Produced in the final year of his MA degree in Photography and Fine Art at the Royal College of Art (London), Black Holes & Other Inconsistencies was conceived in response to Martins’ research on the theme of the metastization of the urban frontier and its impact on our understanding of the de-centred city.
Title: Black holes & other inconsistencies
Year: 2002
Country: United Kingdom
Width (mm): 255
Height (mm): 285
Cover type: Hardcover
Bind types: Perfect Binding
Print types:
General notes: ‘If we’re no longer able to define what a city is, how are we to relate to it?’, asks Martins. Produced almost entirely in peripheral regions in South-East China, Portugal and South Africa, Martins uses the ‘black hole’ in the landscape as a metaphor for reason at a point of exhaustion. Black Holes & Other Inconsistencies highlights a point of resistance: resistance to the world of flux and flow that we live in; to a world haunted by mobility, intangibility and uncertainty.

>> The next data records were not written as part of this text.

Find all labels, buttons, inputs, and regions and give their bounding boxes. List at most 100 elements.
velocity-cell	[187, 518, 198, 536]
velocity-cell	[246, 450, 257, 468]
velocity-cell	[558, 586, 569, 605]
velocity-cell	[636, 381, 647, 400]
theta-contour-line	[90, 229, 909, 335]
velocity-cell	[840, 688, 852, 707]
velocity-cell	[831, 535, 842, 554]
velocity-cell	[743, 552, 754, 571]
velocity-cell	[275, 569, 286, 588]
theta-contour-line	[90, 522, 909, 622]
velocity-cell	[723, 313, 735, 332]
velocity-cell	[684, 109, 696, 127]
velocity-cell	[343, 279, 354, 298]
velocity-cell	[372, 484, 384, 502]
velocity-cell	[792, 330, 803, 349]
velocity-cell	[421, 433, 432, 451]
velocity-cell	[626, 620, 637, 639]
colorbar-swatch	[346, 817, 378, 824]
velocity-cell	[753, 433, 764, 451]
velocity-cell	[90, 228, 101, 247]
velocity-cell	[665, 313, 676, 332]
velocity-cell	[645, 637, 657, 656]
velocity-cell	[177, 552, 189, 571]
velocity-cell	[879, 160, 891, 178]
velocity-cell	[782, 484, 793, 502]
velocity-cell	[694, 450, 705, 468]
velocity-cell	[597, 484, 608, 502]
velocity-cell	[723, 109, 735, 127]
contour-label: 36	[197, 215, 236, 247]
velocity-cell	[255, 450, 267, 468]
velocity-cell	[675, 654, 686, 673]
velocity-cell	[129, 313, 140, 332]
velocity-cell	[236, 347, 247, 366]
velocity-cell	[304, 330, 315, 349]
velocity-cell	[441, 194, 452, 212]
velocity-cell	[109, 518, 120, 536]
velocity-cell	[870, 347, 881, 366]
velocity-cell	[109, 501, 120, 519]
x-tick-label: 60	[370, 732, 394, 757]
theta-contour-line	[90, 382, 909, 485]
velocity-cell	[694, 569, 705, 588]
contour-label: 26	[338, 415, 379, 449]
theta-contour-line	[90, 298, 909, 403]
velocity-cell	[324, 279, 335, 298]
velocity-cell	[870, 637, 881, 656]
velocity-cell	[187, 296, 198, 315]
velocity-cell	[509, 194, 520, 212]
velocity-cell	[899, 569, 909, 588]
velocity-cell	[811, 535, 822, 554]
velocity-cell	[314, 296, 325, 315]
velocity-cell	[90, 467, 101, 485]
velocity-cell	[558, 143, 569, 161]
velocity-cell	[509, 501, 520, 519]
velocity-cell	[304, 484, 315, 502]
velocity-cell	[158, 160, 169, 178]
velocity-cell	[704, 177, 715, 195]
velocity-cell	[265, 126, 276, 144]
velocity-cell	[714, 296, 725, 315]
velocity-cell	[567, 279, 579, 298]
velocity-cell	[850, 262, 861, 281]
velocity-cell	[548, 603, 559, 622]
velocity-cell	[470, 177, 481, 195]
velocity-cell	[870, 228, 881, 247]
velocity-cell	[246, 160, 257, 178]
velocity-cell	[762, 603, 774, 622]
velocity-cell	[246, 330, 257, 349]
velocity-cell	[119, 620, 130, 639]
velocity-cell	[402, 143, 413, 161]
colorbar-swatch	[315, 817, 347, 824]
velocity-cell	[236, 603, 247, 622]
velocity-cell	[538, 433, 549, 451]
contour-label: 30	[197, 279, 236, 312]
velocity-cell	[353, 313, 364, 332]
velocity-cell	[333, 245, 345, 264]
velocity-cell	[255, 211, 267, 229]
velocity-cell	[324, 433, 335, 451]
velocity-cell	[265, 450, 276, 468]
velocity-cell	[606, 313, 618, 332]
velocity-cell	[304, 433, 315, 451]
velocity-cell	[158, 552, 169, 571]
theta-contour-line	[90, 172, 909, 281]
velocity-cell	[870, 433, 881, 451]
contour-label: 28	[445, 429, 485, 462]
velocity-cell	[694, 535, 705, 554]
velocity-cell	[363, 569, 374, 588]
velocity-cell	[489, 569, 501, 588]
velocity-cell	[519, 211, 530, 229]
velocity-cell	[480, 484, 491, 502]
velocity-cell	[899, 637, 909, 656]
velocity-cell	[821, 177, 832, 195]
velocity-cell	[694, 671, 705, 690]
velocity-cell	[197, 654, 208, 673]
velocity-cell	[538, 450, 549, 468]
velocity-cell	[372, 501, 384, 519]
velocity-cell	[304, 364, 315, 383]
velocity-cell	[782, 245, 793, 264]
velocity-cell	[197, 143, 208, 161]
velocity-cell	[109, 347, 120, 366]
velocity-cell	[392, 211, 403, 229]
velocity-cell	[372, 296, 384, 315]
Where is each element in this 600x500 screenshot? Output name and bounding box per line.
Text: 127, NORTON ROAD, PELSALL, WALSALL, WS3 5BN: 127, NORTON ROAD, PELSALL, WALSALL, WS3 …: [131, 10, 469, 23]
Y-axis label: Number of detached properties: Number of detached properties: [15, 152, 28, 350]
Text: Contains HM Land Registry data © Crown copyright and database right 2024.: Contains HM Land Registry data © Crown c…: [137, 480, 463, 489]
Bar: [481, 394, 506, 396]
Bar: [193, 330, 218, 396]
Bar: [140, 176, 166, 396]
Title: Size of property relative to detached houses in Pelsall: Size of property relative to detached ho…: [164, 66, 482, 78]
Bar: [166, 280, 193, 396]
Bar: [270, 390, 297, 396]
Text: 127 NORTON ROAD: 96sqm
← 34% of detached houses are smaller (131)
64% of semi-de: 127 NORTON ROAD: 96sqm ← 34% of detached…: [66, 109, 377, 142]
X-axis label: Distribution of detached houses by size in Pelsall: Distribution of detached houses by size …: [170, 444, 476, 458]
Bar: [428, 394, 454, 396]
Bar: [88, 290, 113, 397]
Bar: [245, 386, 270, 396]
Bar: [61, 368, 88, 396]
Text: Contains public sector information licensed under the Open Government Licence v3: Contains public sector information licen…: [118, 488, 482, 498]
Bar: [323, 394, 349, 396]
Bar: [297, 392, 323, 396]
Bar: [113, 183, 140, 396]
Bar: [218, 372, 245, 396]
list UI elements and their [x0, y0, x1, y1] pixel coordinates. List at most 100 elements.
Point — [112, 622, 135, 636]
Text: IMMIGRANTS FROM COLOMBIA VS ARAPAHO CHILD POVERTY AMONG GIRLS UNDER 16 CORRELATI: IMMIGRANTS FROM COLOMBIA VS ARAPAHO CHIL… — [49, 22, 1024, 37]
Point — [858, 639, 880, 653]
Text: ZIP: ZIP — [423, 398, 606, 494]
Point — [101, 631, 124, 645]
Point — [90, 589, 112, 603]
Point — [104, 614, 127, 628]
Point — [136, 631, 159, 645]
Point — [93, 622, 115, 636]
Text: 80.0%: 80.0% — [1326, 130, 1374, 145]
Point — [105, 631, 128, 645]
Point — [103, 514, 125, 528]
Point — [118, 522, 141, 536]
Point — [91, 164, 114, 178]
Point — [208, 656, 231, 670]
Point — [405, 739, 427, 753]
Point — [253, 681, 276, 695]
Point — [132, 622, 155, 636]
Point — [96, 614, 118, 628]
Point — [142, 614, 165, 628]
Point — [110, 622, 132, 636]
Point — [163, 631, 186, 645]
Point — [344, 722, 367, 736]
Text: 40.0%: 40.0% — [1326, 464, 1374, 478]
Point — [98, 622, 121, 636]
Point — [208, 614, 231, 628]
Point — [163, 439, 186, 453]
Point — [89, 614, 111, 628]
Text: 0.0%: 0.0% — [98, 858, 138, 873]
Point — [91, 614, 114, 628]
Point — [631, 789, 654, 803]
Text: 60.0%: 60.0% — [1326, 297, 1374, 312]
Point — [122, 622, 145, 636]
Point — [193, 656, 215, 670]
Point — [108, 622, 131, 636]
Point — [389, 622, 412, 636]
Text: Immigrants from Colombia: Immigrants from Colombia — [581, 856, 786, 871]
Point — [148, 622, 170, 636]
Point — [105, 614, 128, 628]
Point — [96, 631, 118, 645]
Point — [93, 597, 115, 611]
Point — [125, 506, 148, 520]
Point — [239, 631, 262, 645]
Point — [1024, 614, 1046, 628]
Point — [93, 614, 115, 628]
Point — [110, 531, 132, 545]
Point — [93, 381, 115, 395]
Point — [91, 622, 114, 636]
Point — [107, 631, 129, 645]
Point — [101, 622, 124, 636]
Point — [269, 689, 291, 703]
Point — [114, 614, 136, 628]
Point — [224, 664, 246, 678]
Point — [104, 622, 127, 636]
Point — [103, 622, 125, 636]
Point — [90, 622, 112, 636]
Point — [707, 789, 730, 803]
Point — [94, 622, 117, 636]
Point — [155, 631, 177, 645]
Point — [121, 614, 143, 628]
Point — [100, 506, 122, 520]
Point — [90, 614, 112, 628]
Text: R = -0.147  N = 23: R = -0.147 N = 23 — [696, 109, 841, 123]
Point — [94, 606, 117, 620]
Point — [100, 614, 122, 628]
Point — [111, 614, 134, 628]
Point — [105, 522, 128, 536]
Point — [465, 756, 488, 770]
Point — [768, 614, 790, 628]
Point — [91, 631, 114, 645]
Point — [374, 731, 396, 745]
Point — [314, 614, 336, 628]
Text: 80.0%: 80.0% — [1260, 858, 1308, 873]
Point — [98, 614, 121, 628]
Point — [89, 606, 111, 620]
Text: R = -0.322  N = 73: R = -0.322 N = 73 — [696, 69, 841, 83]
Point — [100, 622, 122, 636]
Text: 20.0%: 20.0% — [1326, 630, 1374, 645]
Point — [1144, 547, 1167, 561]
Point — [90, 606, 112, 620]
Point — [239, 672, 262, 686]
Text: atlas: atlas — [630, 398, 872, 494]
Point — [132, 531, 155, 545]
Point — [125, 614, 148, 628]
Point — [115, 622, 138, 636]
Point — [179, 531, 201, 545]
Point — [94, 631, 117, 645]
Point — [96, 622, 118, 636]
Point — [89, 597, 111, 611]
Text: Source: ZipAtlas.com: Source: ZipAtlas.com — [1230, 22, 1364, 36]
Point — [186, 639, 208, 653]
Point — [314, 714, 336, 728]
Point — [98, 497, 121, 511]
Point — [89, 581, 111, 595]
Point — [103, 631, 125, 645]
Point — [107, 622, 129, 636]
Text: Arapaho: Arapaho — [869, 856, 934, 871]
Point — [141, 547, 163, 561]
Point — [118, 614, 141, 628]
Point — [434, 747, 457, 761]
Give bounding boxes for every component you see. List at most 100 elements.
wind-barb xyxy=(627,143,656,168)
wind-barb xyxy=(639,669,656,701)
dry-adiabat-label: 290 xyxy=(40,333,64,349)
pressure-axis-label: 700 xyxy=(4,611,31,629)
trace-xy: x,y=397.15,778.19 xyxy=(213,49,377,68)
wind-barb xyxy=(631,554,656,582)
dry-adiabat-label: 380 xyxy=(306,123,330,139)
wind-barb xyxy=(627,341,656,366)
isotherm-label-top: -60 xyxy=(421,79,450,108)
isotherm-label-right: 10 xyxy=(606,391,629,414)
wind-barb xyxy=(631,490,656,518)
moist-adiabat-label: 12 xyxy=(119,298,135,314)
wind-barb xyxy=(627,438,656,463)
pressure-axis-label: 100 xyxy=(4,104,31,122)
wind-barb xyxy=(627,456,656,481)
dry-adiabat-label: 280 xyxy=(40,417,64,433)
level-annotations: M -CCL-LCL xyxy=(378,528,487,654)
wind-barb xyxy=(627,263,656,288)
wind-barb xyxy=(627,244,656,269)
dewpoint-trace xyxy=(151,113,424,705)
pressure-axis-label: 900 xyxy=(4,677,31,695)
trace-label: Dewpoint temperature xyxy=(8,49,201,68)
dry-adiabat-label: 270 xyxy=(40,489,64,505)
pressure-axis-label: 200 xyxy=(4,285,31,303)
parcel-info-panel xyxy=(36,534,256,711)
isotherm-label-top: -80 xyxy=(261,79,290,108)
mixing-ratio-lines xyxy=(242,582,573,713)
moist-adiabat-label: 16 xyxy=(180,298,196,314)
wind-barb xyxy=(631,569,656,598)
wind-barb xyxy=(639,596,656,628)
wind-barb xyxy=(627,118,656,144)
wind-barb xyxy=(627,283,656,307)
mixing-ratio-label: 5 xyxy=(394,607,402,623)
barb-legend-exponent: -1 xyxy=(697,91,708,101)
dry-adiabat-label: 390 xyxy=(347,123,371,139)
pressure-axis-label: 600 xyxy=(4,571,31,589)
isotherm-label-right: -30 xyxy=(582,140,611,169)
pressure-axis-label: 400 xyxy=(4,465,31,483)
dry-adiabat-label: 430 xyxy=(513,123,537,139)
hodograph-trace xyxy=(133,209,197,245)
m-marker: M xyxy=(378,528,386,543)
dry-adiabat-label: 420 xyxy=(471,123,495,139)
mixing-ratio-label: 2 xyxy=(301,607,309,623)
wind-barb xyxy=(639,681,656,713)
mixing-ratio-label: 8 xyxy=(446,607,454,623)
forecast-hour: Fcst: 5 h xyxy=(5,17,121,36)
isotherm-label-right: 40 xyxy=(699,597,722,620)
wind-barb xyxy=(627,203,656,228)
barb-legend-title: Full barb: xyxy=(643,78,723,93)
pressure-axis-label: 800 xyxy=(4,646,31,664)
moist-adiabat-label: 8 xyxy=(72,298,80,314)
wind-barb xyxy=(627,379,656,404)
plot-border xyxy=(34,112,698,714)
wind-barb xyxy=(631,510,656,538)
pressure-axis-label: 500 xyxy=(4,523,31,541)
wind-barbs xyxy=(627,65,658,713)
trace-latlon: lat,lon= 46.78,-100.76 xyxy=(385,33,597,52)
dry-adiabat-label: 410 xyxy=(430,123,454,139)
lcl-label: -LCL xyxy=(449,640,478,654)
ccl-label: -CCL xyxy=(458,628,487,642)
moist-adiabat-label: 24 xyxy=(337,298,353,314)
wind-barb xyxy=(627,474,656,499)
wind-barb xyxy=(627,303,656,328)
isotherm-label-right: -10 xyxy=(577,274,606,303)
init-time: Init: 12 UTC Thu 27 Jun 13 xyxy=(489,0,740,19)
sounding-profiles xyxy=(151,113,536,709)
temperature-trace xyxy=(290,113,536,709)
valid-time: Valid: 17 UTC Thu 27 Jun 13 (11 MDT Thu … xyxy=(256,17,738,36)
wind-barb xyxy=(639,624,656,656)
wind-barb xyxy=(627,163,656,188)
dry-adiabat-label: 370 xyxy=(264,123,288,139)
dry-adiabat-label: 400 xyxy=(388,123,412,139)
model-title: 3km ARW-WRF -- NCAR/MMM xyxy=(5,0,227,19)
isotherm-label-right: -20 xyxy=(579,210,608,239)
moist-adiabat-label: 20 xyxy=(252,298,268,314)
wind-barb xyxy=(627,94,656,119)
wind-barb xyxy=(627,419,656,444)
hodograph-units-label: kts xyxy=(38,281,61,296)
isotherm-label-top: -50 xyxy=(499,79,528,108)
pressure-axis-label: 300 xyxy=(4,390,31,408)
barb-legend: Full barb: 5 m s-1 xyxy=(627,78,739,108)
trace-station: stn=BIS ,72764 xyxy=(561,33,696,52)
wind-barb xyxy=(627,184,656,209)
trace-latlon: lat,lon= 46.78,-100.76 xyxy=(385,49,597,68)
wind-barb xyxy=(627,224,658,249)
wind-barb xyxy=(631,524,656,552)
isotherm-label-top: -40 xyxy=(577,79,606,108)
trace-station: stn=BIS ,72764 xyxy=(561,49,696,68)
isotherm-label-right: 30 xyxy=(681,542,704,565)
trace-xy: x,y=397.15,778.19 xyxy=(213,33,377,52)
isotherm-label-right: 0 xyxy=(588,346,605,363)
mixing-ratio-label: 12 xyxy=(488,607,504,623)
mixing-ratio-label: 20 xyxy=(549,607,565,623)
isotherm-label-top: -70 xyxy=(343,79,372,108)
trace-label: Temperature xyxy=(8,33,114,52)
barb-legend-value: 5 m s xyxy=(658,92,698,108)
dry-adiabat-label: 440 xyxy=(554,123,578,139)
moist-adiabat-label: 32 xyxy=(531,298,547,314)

Content notes: Black holes conjure up associations of darkness, obscurity and loss of meaning. The black hole in this image is an unexpected fiction, turning a barren landscape into a stage and twisting the traditional premise of photography as truthful. Taking his lead from the physicist Werner Heisenberg's 'Uncertainty Principle', which claims that things only exist if and when they are observed, Edgar Martins explores the relationship between landscape, photography and reality.